By Jean Morgan
Rebekah Wade’s appointment as editor of The Sun this week will mark a change in political allegiance as she jettisons the paper’s Labour support for independence.
The paper’s first leader under her editorship confirmed its new stance when it took New Labour to task for for “six years of promises that have turned out to be empty”.
Close colleagues say: “Labour is not her natural home. She is at odds with the Government on five key issues – immigration, family policy, crime, drug culture and poverty. She thinks they are failing miserably on those issues and on their spending and reform in health and education.”
The Sun’s about-turn will leave the Government with few allies in the press – Express Newspapers is left as its only real cheerleader.
Daily Mirror editor Piers Morgan’s approach to attacking the Government will not be Wade’s, though. “Too wishy-washy liberal” is the verdict of those around her. “She is pretty much in sync with Trevor [Kavanagh].”

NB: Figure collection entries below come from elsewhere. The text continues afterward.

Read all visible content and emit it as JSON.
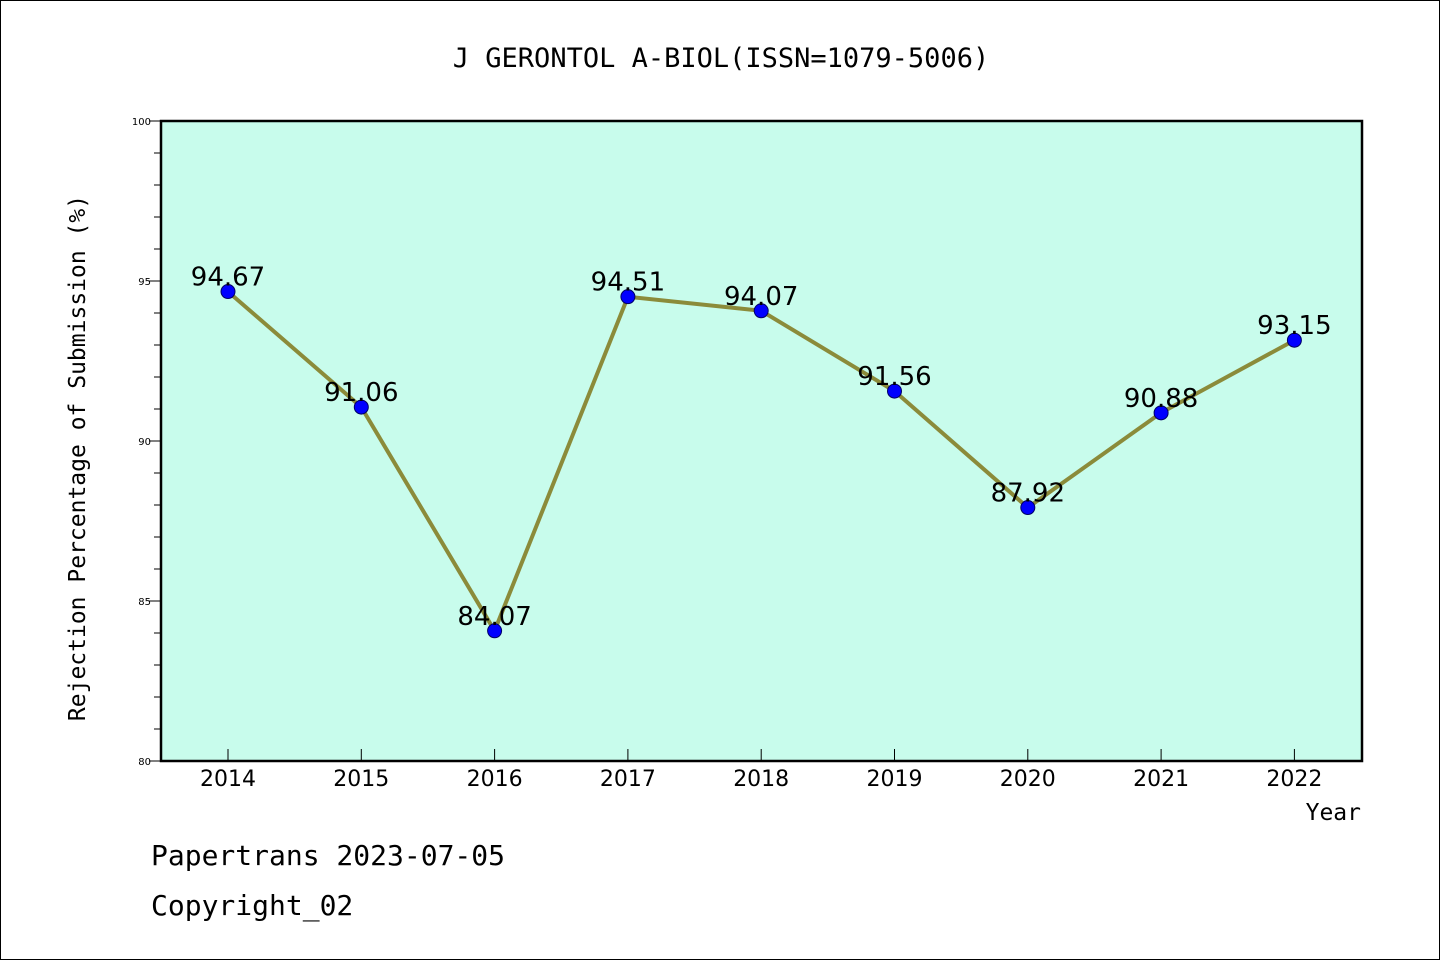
{
  "chart_data": {
    "type": "line",
    "title": "J GERONTOL A-BIOL(ISSN=1079-5006)",
    "xlabel": "Year",
    "ylabel": "Rejection Percentage of Submission (%)",
    "categories": [
      "2014",
      "2015",
      "2016",
      "2017",
      "2018",
      "2019",
      "2020",
      "2021",
      "2022"
    ],
    "series": [
      {
        "values": [
          94.67,
          91.06,
          84.07,
          94.51,
          94.07,
          91.56,
          87.92,
          90.88,
          93.15
        ],
        "data_labels": [
          "94.67",
          "91.06",
          "84.07",
          "94.51",
          "94.07",
          "91.56",
          "87.92",
          "90.88",
          "93.15"
        ]
      }
    ],
    "ylim": [
      80,
      100
    ],
    "yticks": [
      "80",
      "85",
      "90",
      "95",
      "100"
    ],
    "grid": false,
    "colors": {
      "plot_background": "#c8fcec",
      "line": "#8b8b3a",
      "marker": "#0000ff"
    }
  },
  "footer": {
    "line1": "Papertrans 2023-07-05",
    "line2": "Copyright_02"
  }
}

Kavanagh, The Sun’s political editor, has always ploughed a straight furrow on politics, whichever party the newspaper is supporting at the time. His view is to stress that the paper is independent and reserves the right and the responsibility to its readers to look after their interests. If they are not getting a decent deal from the Government, that comes above party politics.
The Sun is still supporting Tony Blair’s hard line on Iraq, however.
Wade galvanised her first morning news conference on Tuesday, firing questions and challenging the responses of her executives. She intends to be highly visible in the newsroom, sitting on the back bench and stimulating debate.
She also wants humour back at The Sun. “We’ve got to enjoy ourselves,” she told staff. “If we aren’t enjoying ourselves, the readers won’t be either.”
Her first edict was “no more punch-ups” with other newspapers and she said Rupert Murdoch expected her to ring him only twice – “once when we hit four million and then when we hit five million”.